李承乾眼神冰冷,大有再敢废话就拔刀的意思,之前让少傅顶在前面过去就是他出的主意。
结果呢?
当他这个太子不值钱?一次次送脸给房俊打!
谋士不敢再含糊:“殿下,房俊可不只是打了少傅的脸,还把京城府和刑部都给按在地上摩擦。

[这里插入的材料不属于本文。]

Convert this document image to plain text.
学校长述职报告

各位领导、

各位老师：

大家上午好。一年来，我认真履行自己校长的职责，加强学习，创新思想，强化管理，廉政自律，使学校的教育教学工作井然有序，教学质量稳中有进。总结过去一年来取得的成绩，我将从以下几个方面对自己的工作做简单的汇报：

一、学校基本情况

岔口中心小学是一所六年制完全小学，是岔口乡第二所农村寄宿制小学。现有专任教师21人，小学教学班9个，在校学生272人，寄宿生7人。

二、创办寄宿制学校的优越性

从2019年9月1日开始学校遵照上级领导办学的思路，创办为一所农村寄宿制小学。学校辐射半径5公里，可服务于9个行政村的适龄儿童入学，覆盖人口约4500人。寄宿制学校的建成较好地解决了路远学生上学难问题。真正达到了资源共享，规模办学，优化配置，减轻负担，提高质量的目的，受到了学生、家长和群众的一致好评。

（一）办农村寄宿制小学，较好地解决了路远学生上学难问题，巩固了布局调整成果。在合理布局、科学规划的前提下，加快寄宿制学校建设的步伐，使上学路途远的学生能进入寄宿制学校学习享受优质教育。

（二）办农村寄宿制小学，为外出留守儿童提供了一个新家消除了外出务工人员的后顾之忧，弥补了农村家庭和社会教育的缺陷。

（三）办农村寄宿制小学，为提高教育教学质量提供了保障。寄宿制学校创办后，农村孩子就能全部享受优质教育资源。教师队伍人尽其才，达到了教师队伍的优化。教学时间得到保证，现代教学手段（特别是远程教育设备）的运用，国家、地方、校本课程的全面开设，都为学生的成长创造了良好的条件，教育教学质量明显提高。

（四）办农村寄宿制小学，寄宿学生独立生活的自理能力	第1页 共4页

孟大人是苦主就更别提了,只要认定了凶手是房俊,肯定敢打上门去。”
见众人还是一脸茫然,不得不把话说透:“怎么确定凶手是谁?当然是卷宗上写着的就是。
殿下可以让不相干的御史上折子弹劾,这么大的案子隐瞒不报,让陛下给三司施压。
现在所有线索都指向房俊,三司会怎么选择?”
少傅立刻接话:“当然会钉死了房俊,否则他为何不肯配合,还扬言要收拾办案衙役。”
这是做贼心虚!
李承乾眼中怒火终于平息,靠坐在圈椅里,淡淡开口:“给薛大人带个话,想为儿子报仇,就该知道怎么做。”
一旦房俊变成杀人凶手。
说不定之前对薛仁佑的告状都是阴谋。
提到这个,心里又是一阵烦躁,杜荷也不知道怎么回事。
只要问到在宫里的事,或者提到房俊的名字,立刻就翻白眼晕厥,弄的他到现在都不知道真相。
至于宫里!
银子花出去了,消息也不算少,都是夸赞长安三虎发明了啥啥啥。
还越说越离谱,什么父皇都彻夜不放,李承乾也进宫去看了。
根本就什么都没有!
偏偏父皇还下旨赏赐爵位,李承乾眯了眯眼睛,感受到前所未有的不安。
他是太子,朝廷内外有什么事需要瞒着他?
想来想去都只能是易储,易谁?
等所有人离开,李承乾独独把少傅留下,又提起了这件事:“我让人查过了。
谣言之前是房俊叫李泰入宫的,然后宫里就封锁了消息。”
少傅神色也低沉下来:“要是这样就糟了,这些天臣也没闲着,还收买了两个魏王府的人。
李泰除了编话本子就什么都没干。”
结论很明显了,他们剑指东宫,以前也不对付,但都是私底下争斗。
现在皇帝居然出手了!没时间了。
想了想,少傅挥手做了个劈砍的动作,厉声道:“让人弹劾吧,李泰封王滞留京城,与理不合。
再者,快到太上皇的寿辰了,殿下可以进宫去看看。”
李承乾听懂了。
他这个嫡长子理应承袭大统,既然父皇糊涂了,那就找个人叫醒他。
之前的路都走错了啊。
父皇自己就是次子,能容许他说圣人言,废长立幼不妥?
这是逆鳞。
但同样的,这也是太上皇的逆鳞。
皇爷爷当年没护住儿子,现在还不护着孙子吗。
那些皇室宗亲,列祖列宗可都看着呢。
李承乾立刻起身,去找太子妃商量,礼物必须要送的有说法。
就跟房俊的诗一样,专捡肺管子戳。
他们咬牙切齿,房俊可半点不知道,就算知道也不会介意。
红烛燃了一半,房俊刚刚结束又一场征伐,搂着敬婉君低语:“几天没见,你和公主倒是相处不错。”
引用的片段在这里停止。